One key note about Andrew: the extreme wind-caused damage swaths were co-located with strong, N-eyewall (hence RMW) convection, suggestive of *potentially* representative winds.
Re: David and Hugo, I concur with your estimate for Hugo, but perhaps not for David. Even visible satellite imagery reveals that David had a very bright, white CDO, extremely impressive, circular outflow, and stadium-effect eye at the time(s) of its likely peak intensity over the northeastern Caribbean Sea. Aircraft-derived surface estimates and measured flight-level winds, while less reliable in the late 1970s vs. today, suggested winds higher than the pressure-wind relationship indicated. David was not a midget-sized storm at the time, but it certainly wasn't a large one, in terms of wind radii. It was pretty similar to Inez (1966) in size. Interestingly, aircraft infamously reported 700-mb winds of 170 knots in the northern eyewall of Inez, concurrent with rapid intensification and a minimum (observed, likely not the deepest) pressure of 927 mb. David and Inez were both similar in terms of overall size, RMW, observed pressure(s), and intensity trend(s) around peak(s); therefore, one may logically deduce that both were similarly intense, with minimum pressures likely in the low 920s and peak sustained winds of 155 to 160 knots. In other words, Irma- and Maria-type winds, but higher pressures because smaller RMWs and wind radii. Another convincing piece of evidence in favour: Inez and David (like Felix at its peak!) were embedded in high environmental pressures. ...
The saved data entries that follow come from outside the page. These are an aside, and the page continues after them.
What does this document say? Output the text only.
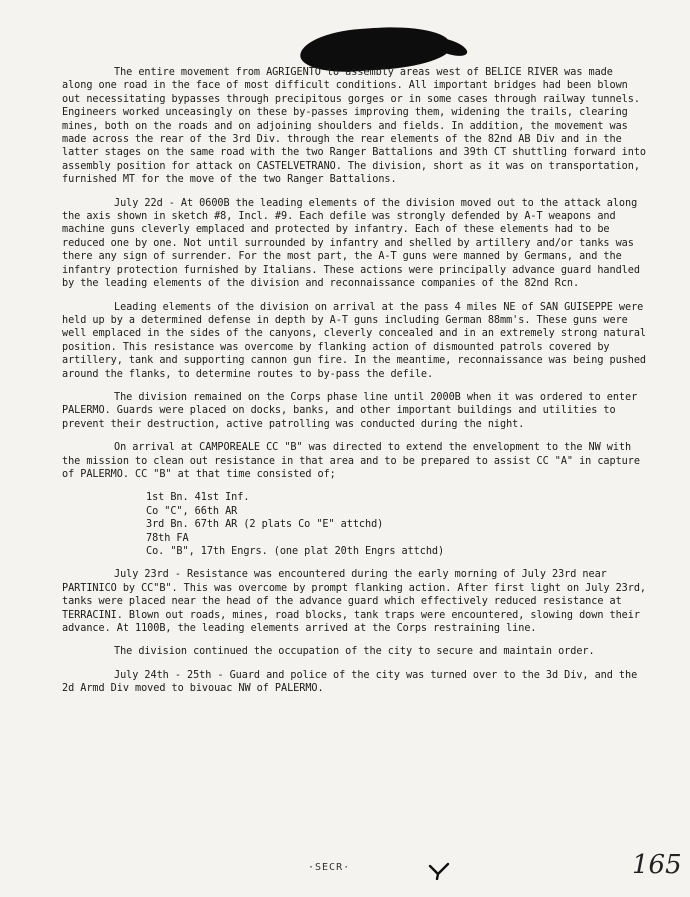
The entire movement from AGRIGENTO to assembly areas west of BELICE RIVER was made along one road in the face of most difficult conditions. All important bridges had been blown out necessitating bypasses through precipitous gorges or in some cases through railway tunnels. Engineers worked unceasingly on these by-passes improving them, widening the trails, clearing mines, both on the roads and on adjoining shoulders and fields. In addition, the movement was made across the rear of the 3rd Div. through the rear elements of the 82nd AB Div and in the latter stages on the same road with the two Ranger Battalions and 39th CT shuttling forward into assembly position for attack on CASTELVETRANO. The division, short as it was on transportation, furnished MT for the move of the two Ranger Battalions.

July 22d - At 0600B the leading elements of the division moved out to the attack along the axis shown in sketch #8, Incl. #9. Each defile was strongly defended by A-T weapons and machine guns cleverly emplaced and protected by infantry. Each of these elements had to be reduced one by one. Not until surrounded by infantry and shelled by artillery and/or tanks was there any sign of surrender. For the most part, the A-T guns were manned by Germans, and the infantry protection furnished by Italians. These actions were principally advance guard handled by the leading elements of the division and reconnaissance companies of the 82nd Rcn.

Leading elements of the division on arrival at the pass 4 miles NE of SAN GUISEPPE were held up by a determined defense in depth by A-T guns including German 88mm's. These guns were well emplaced in the sides of the canyons, cleverly concealed and in an extremely strong natural position. This resistance was overcome by flanking action of dismounted patrols covered by artillery, tank and supporting cannon gun fire. In the meantime, reconnaissance was being pushed around the flanks, to determine routes to by-pass the defile.

The division remained on the Corps phase line until 2000B when it was ordered to enter PALERMO. Guards were placed on docks, banks, and other important buildings and utilities to prevent their destruction, active patrolling was conducted during the night.

On arrival at CAMPOREALE CC "B" was directed to extend the envelopment to the NW with the mission to clean out resistance in that area and to be prepared to assist CC "A" in capture of PALERMO. CC "B" at that time consisted of;

1st Bn. 41st Inf.
Co "C", 66th AR
3rd Bn. 67th AR (2 plats Co "E" attchd)
78th FA
Co. "B", 17th Engrs. (one plat 20th Engrs attchd)

July 23rd - Resistance was encountered during the early morning of July 23rd near PARTINICO by CC"B". This was overcome by prompt flanking action. After first light on July 23rd, tanks were placed near the head of the advance guard which effectively reduced resistance at TERRACINI. Blown out roads, mines, road blocks, tank traps were encountered, slowing down their advance. At 1100B, the leading elements arrived at the Corps restraining line.

The division continued the occupation of the city to secure and maintain order.

July 24th - 25th - Guard and police of the city was turned over to the 3d Div, and the 2d Armd Div moved to bivouac NW of PALERMO.

·SECR·	165
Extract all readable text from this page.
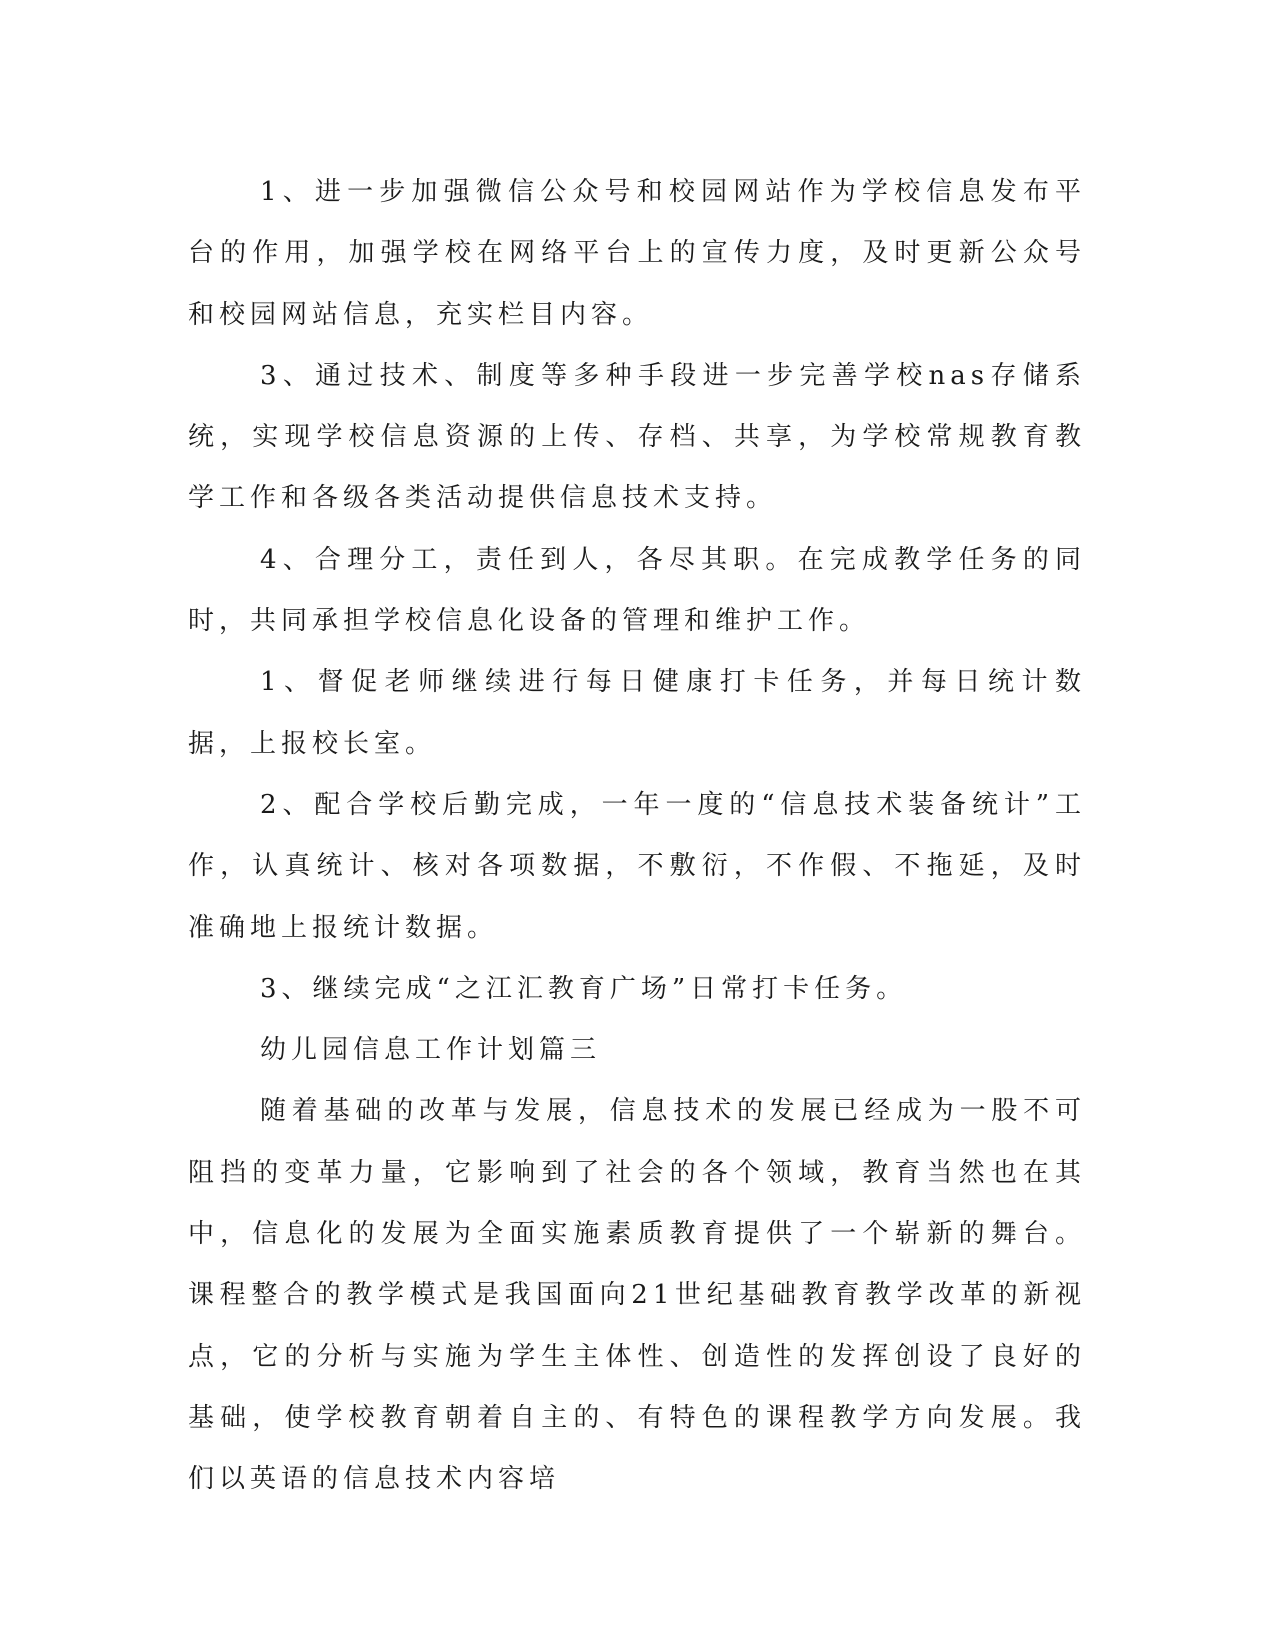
1、进一步加强微信公众号和校园网站作为学校信息发布平台的作用，加强学校在网络平台上的宣传力度，及时更新公众号和校园网站信息，充实栏目内容。

3、通过技术、制度等多种手段进一步完善学校nas存储系统，实现学校信息资源的上传、存档、共享，为学校常规教育教学工作和各级各类活动提供信息技术支持。

4、合理分工，责任到人，各尽其职。在完成教学任务的同时，共同承担学校信息化设备的管理和维护工作。

1、督促老师继续进行每日健康打卡任务，并每日统计数据，上报校长室。

2、配合学校后勤完成，一年一度的“信息技术装备统计”工作，认真统计、核对各项数据，不敷衍，不作假、不拖延，及时准确地上报统计数据。

3、继续完成“之江汇教育广场”日常打卡任务。

幼儿园信息工作计划篇三

随着基础的改革与发展，信息技术的发展已经成为一股不可阻挡的变革力量，它影响到了社会的各个领域，教育当然也在其中，信息化的发展为全面实施素质教育提供了一个崭新的舞台。课程整合的教学模式是我国面向21世纪基础教育教学改革的新视点，它的分析与实施为学生主体性、创造性的发挥创设了良好的基础，使学校教育朝着自主的、有特色的课程教学方向发展。我们以英语的信息技术内容培
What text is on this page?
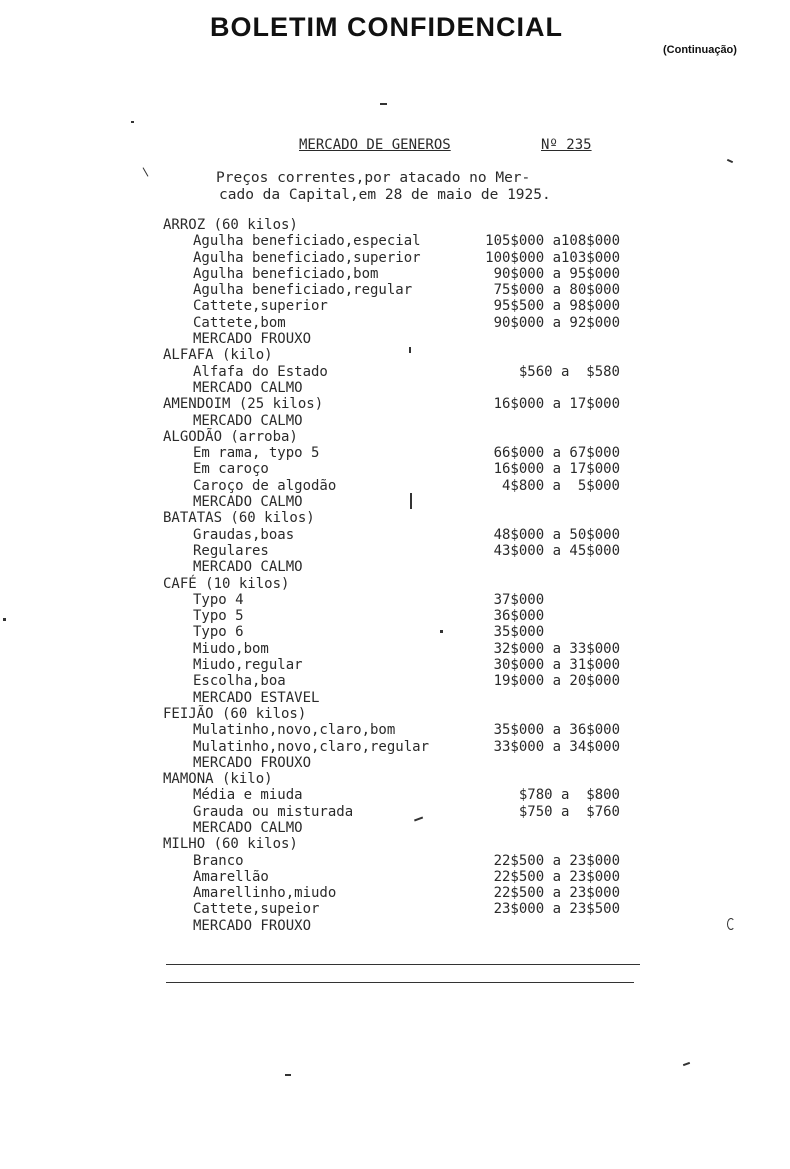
BOLETIM CONFIDENCIAL
(Continuação)
MERCADO DE GENEROS	Nº 235
Preços correntes,por atacado no Mer-
cado da Capital,em 28 de maio de 1925.
ARROZ (60 kilos)
Agulha beneficiado,especial	105$000 a108$000
Agulha beneficiado,superior	100$000 a103$000
Agulha beneficiado,bom	90$000 a 95$000
Agulha beneficiado,regular	75$000 a 80$000
Cattete,superior	95$500 a 98$000
Cattete,bom	90$000 a 92$000
MERCADO FROUXO
ALFAFA (kilo)
Alfafa do Estado	$560 a  $580
MERCADO CALMO
AMENDOIM (25 kilos)	16$000 a 17$000
MERCADO CALMO
ALGODÃO (arroba)
Em rama, typo 5	66$000 a 67$000
Em caroço	16$000 a 17$000
Caroço de algodão	4$800 a  5$000
MERCADO CALMO
BATATAS (60 kilos)
Graudas,boas	48$000 a 50$000
Regulares	43$000 a 45$000
MERCADO CALMO
CAFÉ (10 kilos)
Typo 4	37$000
Typo 5	36$000
Typo 6	35$000
Miudo,bom	32$000 a 33$000
Miudo,regular	30$000 a 31$000
Escolha,boa	19$000 a 20$000
MERCADO ESTAVEL
FEIJÃO (60 kilos)
Mulatinho,novo,claro,bom	35$000 a 36$000
Mulatinho,novo,claro,regular	33$000 a 34$000
MERCADO FROUXO
MAMONA (kilo)
Média e miuda	$780 a  $800
Grauda ou misturada	$750 a  $760
MERCADO CALMO
MILHO (60 kilos)
Branco	22$500 a 23$000
Amarellão	22$500 a 23$000
Amarellinho,miudo	22$500 a 23$000
Cattete,supeior	23$000 a 23$500
MERCADO FROUXO
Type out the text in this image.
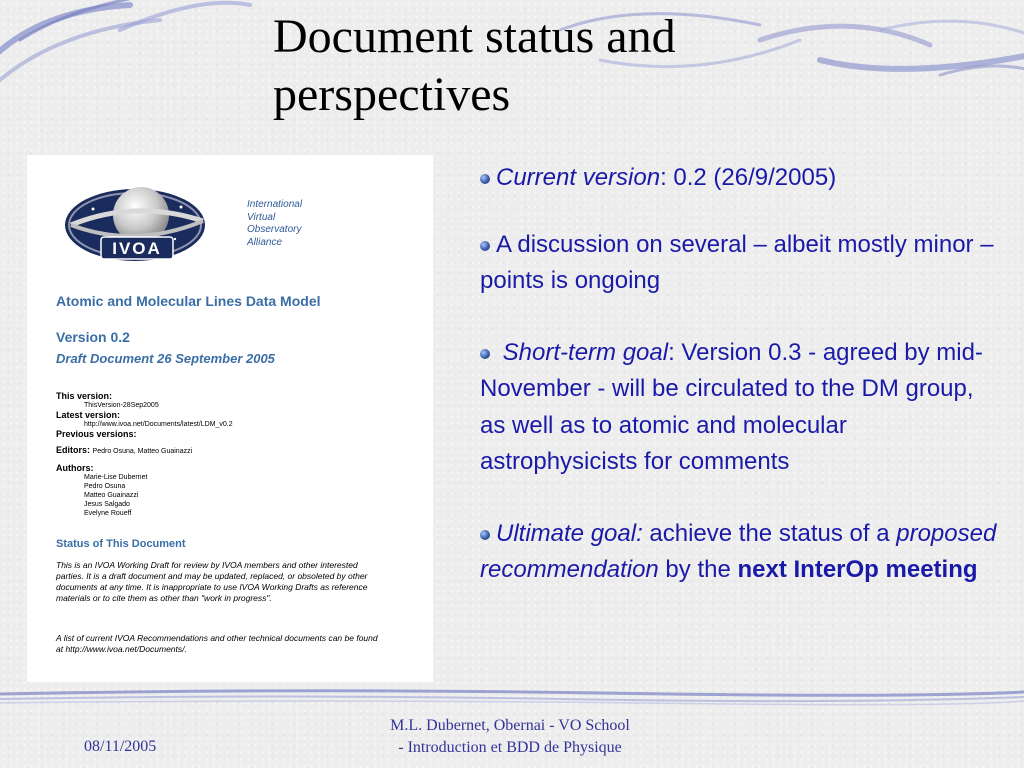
Document status and perspectives
IVOA
International
Virtual
Observatory
Alliance
Atomic and Molecular Lines Data Model
Version 0.2
Draft Document 26 September 2005
This version:
ThisVersion-28Sep2005
Latest version:
http://www.ivoa.net/Documents/latest/LDM_v0.2
Previous versions:
Editors: Pedro Osuna, Matteo Guainazzi
Authors:
Marie-Lise Dubernet
Pedro Osuna
Matteo Guainazzi
Jesus Salgado
Evelyne Roueff
Status of This Document
This is an IVOA Working Draft for review by IVOA members and other interested parties. It is a draft document and may be updated, replaced, or obsoleted by other documents at any time. It is inappropriate to use IVOA Working Drafts as reference materials or to cite them as other than "work in progress".
A list of current IVOA Recommendations and other technical documents can be found at http://www.ivoa.net/Documents/.
Current version: 0.2 (26/9/2005)
A discussion on several – albeit mostly minor – points is ongoing
Short-term goal: Version 0.3 - agreed by mid-November - will be circulated to the DM group, as well as to atomic and molecular astrophysicists for comments
Ultimate goal: achieve the status of a proposed recommendation by the next InterOp meeting
08/11/2005
M.L. Dubernet, Obernai - VO School
- Introduction et BDD de Physique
On another note, Hugo is an interesting case to reanalyse, not just for its (probably 150-knot) Cat-5 peak over the MDR, but also for its Cat-4 landfall in SC. Radar data from Charleston, showing a continued tightening of the eye and intensification of lightning/convective activity, suggest that Hugo continued to deepen after the last aircraft mission, while satellite data from the time of landfall (and before) clearly suggested a higher intensity than 120 knots. Even aircraft-derived winds suggest that 120 knots was a cautious estimate. Given evidence of mesovortices in the eye of Hugo, the minimum pressure of 934 mb at landfall is probably a bit high. Finally, while this is inconclusive, the wind damage in the Bulls Bay–McClellanville area was consistent with a much stronger hurricane. All in all, a solid case can be made that Hugo's true intensity at landfall in SC was in the 130-to-135-knot range, with a pressure of 930-932 mb.
Oh, and I also concur with Chris90 re: Lenny being a solid candidate for Cat-5 status, however briefly it attained that plateau.